Третьим был Леня Андреев. С первым выстрелом он попал в девятку, а две пули попали в восьмерку и в семерку.
— Будешь снайпером, — сказал Пестриков. — У тебя хороший глаз.
Но всех побил Володя Петухов. Он всадил все три пули в десятку.
— У меня же отец военный, — сказал он. — Мне просто иначе неудобно. Меня же отец учил.
Вслед за ним стрелял Ваня Розенберг. Он стрелял в очках, но даже в очках он не мог нигде найти следов своих выстрелов.
Первый раз я увидел слезы на глазах Розенберга.
— Что с тобой? — спросил его Пестриков.
— Мне стыдно, — сказал Ваня. — Я, наверно, никогда не смогу стрелять. Меня подводит мое зрение.
— Не отчаивайся, — сказал Александр Дмитриевич, — в крайнем случае ты будешь подносчиком патронов. Это тоже важное дело.
Это немного успокоило Розенберга. И когда мы шли из тира обратно в школу, он даже развеселился и лихо запел единственную солдатскую песню, которую знал: «Мой дядюшка барон командует войсками».
— Отставить барона! — строго скомандовал Пестриков.
И мы все запели: «Смело мы в бой пойдем за власть Советов и как один умрем в борьбе за это!»
Мария Германовна возвращала тетрадки с нашей письменной работой по литературе. Это было сочинение на тему «Кем я хочу быть?».
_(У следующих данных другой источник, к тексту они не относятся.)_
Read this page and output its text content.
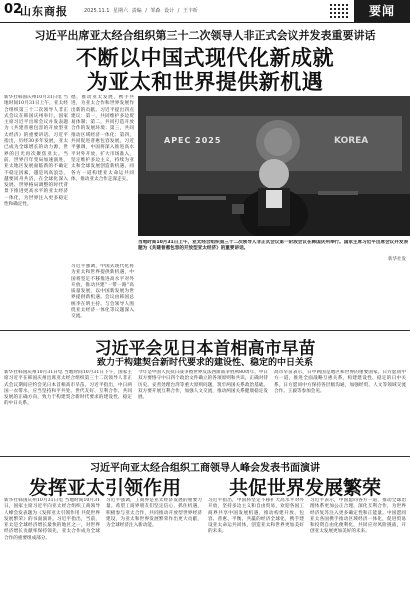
02
山东商报	2025.11.1 星期六 责编 / 邹森 设计 / 王丰昕	要闻
习近平出席亚太经合组织第三十二次领导人非正式会议并发表重要讲话
不断以中国式现代化新成就
为亚太和世界提供新机遇
新华社韩国庆州10月31日电 当地时间10月31日上午，亚太经合组织第三十二次领导人非正式会议在韩国庆州举行。国家主席习近平出席会议并发表题为《共建普惠包容的开放型亚太经济》的重要讲话。习近平指出，历经30多年发展，亚太已成为全球增长的动力源，世界的目光再次聚焦亚太。当前，世界百年变局加速演进，亚太地区发展面临新的不确定不稳定因素，越是风高浪急，越要同舟共济，在全球化深入发展、世界格局调整的时代背景下推进更高水平的亚太经济一体化，为世界注入更多稳定性和确定性。
德，推动亚太发展，携手共进，为亚太合作和世界发展作出新的贡献。习近平提出四点建议：第一，共同维护多边贸易体制；第二，共同打造开放合作的发展环境；第三，共同推动区域经济一体化；第四，共同促进普惠包容发展。习近平强调，中国将深入推进高水平对外开放，扩大市场准入，坚定维护多边主义，持续为亚太和全球发展创造新机遇，同各方一道构建亚太命运共同体，推动亚太合作走深走实。
习近平强调，中国式现代化将为亚太和世界提供新机遇，中国将坚定不移推进高水平对外开放，推动共建“一带一路”高质量发展，以中国新发展为世界提供新机遇。会议由韩国总统李在明主持。与会领导人围绕亚太经济一体化等议题深入交流。
APEC 2025	KOREA
当地时间10月31日上午，亚太经合组织第三十二次领导人非正式会议第一阶段会议在韩国庆州举行。国家主席习近平出席会议并发表题为《共建普惠包容的开放型亚太经济》的重要讲话。
新华社发
习近平会见日本首相高市早苗
致力于构建契合新时代要求的建设性、稳定的中日关系
新华社韩国庆州10月31日电 当地时间10月31日下午，国家主席习近平在韩国庆州出席亚太经合组织第三十二次领导人非正式会议期间应约会见日本首相高市早苗。习近平指出，中日两国一衣带水，应当坚持和平共处、世代友好、互利合作、共同发展的正确方向，致力于构建契合新时代要求的建设性、稳定的中日关系。
今年是中国人民抗日战争暨世界反法西斯战争胜利80周年。中日双方要恪守中日四个政治文件确立的各项原则和共识，正确对待历史，妥善处理台湾等重大原则问题，筑牢两国关系政治基础。双方要开展互利合作，加强人文交流，推动两国关系健康稳定发展。
高市早苗表示，日中两国是地区和世界的重要国家，日方愿同中方一道，推进全面战略互惠关系，构建建设性、稳定的日中关系。日方愿同中方保持各层级沟通，加强经贸、人文等领域交流合作。王毅等参加会见。
习近平向亚太经合组织工商领导人峰会发表书面演讲
发挥亚太引领作用	共促世界发展繁荣
新华社韩国庆州10月31日电 当地时间10月31日，国家主席习近平向亚太经合组织工商领导人峰会发表题为《发挥亚太引领作用 共促世界发展繁荣》的书面演讲。习近平指出，当前，亚太是全球经济增长最快的地区之一，对世界经济增长贡献率保持领先，亚太合作成为全球合作的重要组成部分。
习近平强调，工商界是亚太经济发展的重要力量。希望工商界朋友们坚定信心，抓住机遇，积极参与亚太合作，共同推动开放型世界经济建设，为亚太和世界发展繁荣作出更大贡献，为全球经济注入新动能。
习近平指出，中国将坚定不移扩大高水平对外开放，坚持多边主义和自由贸易，欢迎各国工商界共享中国发展机遇，推动构建开放、包容、普惠、平衡、共赢的经济全球化，携手建设亚太命运共同体，创造亚太和世界更加美好的未来。
习近平表示，中国愿同各方一道，推动全球治理体系更加公正合理，深化互利合作，为世界经济复苏注入更多确定性和正能量。中国愿同亚太各国携手推动区域经济一体化，促进贸易和投资自由化便利化，共同应对风险挑战，开创亚太发展更加美好的未来。
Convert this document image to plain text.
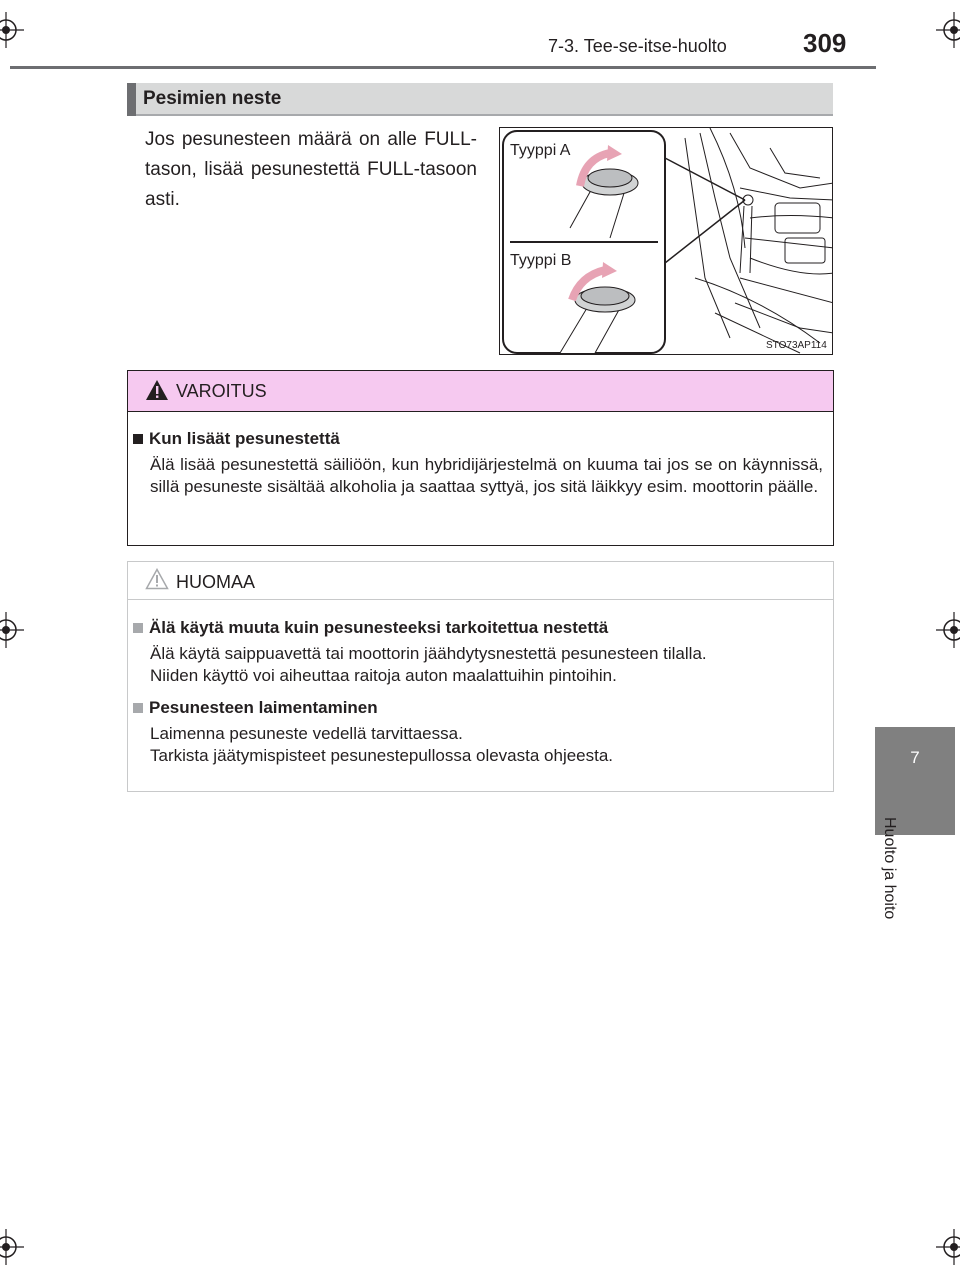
7-3. Tee-se-itse-huolto	309
7
Huolto ja hoito
Pesimien neste
Jos pesunesteen määrä on alle FULL-tason, lisää pesunestettä FULL-tasoon asti.
Tyyppi A
Tyyppi B
STO73AP114
VAROITUS
Kun lisäät pesunestettä
Älä lisää pesunestettä säiliöön, kun hybridijärjestelmä on kuuma tai jos se on käynnissä, sillä pesuneste sisältää alkoholia ja saattaa syttyä, jos sitä läikkyy esim. moottorin päälle.
HUOMAA
Älä käytä muuta kuin pesunesteeksi tarkoitettua nestettä
Älä käytä saippuavettä tai moottorin jäähdytysnestettä pesunesteen tilalla.
Niiden käyttö voi aiheuttaa raitoja auton maalattuihin pintoihin.
Pesunesteen laimentaminen
Laimenna pesuneste vedellä tarvittaessa.
Tarkista jäätymispisteet pesunestepullossa olevasta ohjeesta.
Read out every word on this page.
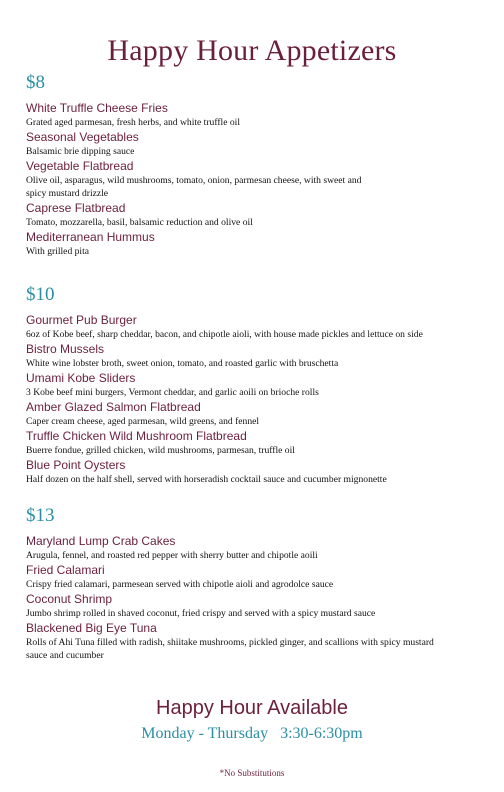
Happy Hour Appetizers
$8
White Truffle Cheese Fries
Grated aged parmesan, fresh herbs, and white truffle oil
Seasonal Vegetables
Balsamic brie dipping sauce
Vegetable Flatbread
Olive oil, asparagus, wild mushrooms, tomato, onion, parmesan cheese, with sweet and spicy mustard drizzle
Caprese Flatbread
Tomato, mozzarella, basil, balsamic reduction and olive oil
Mediterranean Hummus
With grilled pita
$10
Gourmet Pub Burger
6oz of Kobe beef, sharp cheddar, bacon, and chipotle aioli, with house made pickles and lettuce on side
Bistro Mussels
White wine lobster broth, sweet onion, tomato, and roasted garlic with bruschetta
Umami Kobe Sliders
3 Kobe beef mini burgers, Vermont cheddar, and garlic aoili on brioche rolls
Amber Glazed Salmon Flatbread
Caper cream cheese, aged parmesan, wild greens, and fennel
Truffle Chicken Wild Mushroom Flatbread
Buerre fondue, grilled chicken, wild mushrooms, parmesan, truffle oil
Blue Point Oysters
Half dozen on the half shell, served with horseradish cocktail sauce and cucumber mignonette
$13
Maryland Lump Crab Cakes
Arugula, fennel, and roasted red pepper with sherry butter and chipotle aoili
Fried Calamari
Crispy fried calamari, parmesean served with chipotle aioli and agrodolce sauce
Coconut Shrimp
Jumbo shrimp rolled in shaved coconut, fried crispy and served with a spicy mustard sauce
Blackened Big Eye Tuna
Rolls of Ahi Tuna filled with radish, shiitake mushrooms, pickled ginger, and scallions with spicy mustard sauce and cucumber
Happy Hour Available
Monday - Thursday   3:30-6:30pm
*No Substitutions
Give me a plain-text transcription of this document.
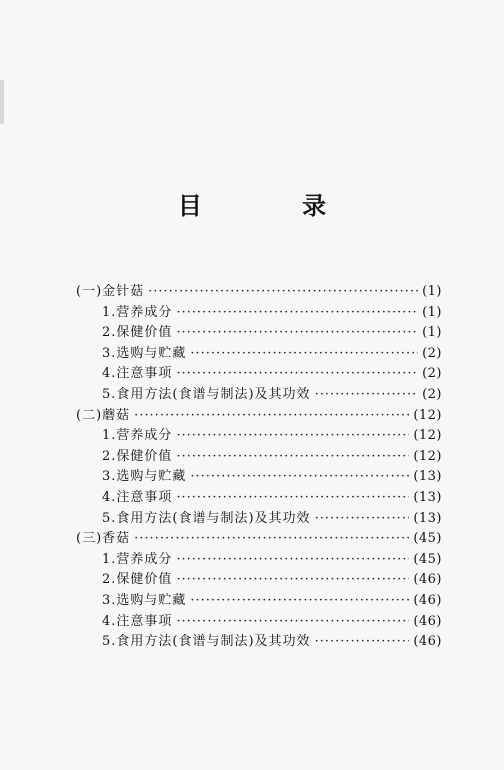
目 录
(一)金针菇 ·····	(1)
1.营养成分 ·····	(1)
2.保健价值 ·····	(1)
3.选购与贮藏 ·····	(2)
4.注意事项 ·····	(2)
5.食用方法(食谱与制法)及其功效 ·····	(2)
(二)蘑菇 ·····	(12)
1.营养成分 ·····	(12)
2.保健价值 ·····	(12)
3.选购与贮藏 ·····	(13)
4.注意事项 ·····	(13)
5.食用方法(食谱与制法)及其功效 ·····	(13)
(三)香菇 ·····	(45)
1.营养成分 ·····	(45)
2.保健价值 ·····	(46)
3.选购与贮藏 ·····	(46)
4.注意事项 ·····	(46)
5.食用方法(食谱与制法)及其功效 ·····	(46)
Оказалось, что у нас в классе будут в недалеком будущем все профессии. Нашлись врачи, инженеры, юристы, токари, педагоги, кораблестроители, артисты, художники, архитекторы, директор завода, водолаз и даже один ловец крокодилов.
Мария Германовна достала из кипы тетрадок одну, раскрыла ее и долго печально на нее смотрела. Потом столь же печально закрыла ее и сказала:
— А тетрадь Полякова привела меня в ужас! Как можно так небрежно писать?! Вы посмотрите, что это за почерк! Одна буква на Кавказ, другая на Арзамас, и все остальные ни к селу ни к городу. Одно слово написано, три перечеркнуто. Такое впечатление, будто по странице ходила пьяная курица. Я посчитала: из сорока слов на странице зачеркнуто двадцать девять. Как можно подавать такую работу? Я с трудом прочла ее, по смыслу это неплохо, но орфография! Но почерк! Но внешний вид! Я ставлю тебе «очень плохо»!
Я поднял руку.
— В чем дело? — спросила Мария Германовна.
— Сколько бы вы поставили за сочинение Льву Николаевичу Толстому?
— Что за глупый вопрос?
— Не такой уж он глупый. Вы ответьте.
— Ну, наверно, «отлично». Что же я могла бы ему еще поставить!
— А я видел почерк Толстого. У него все двадцать раз перечеркнуто и почти ничего не понять. У него даже была специальная жена Софья Андреевна, которая все ему переписывала. Когда я вырасту, у меня тоже будет какая-нибудь Софья Андреевна или Анна Ивановна, которая мне будет все переписывать.
Мария Германовна не растерялась. Она сказала:
— Во-первых, это был Толстой, а во-вторых, это была великая работа классика мировой литературы, и твое сравнение не выдерживает никакой критики.
— Лев Толстой был граф, — крикнул Селиванов, — вот ему жена и переписывала, а мы — не графья!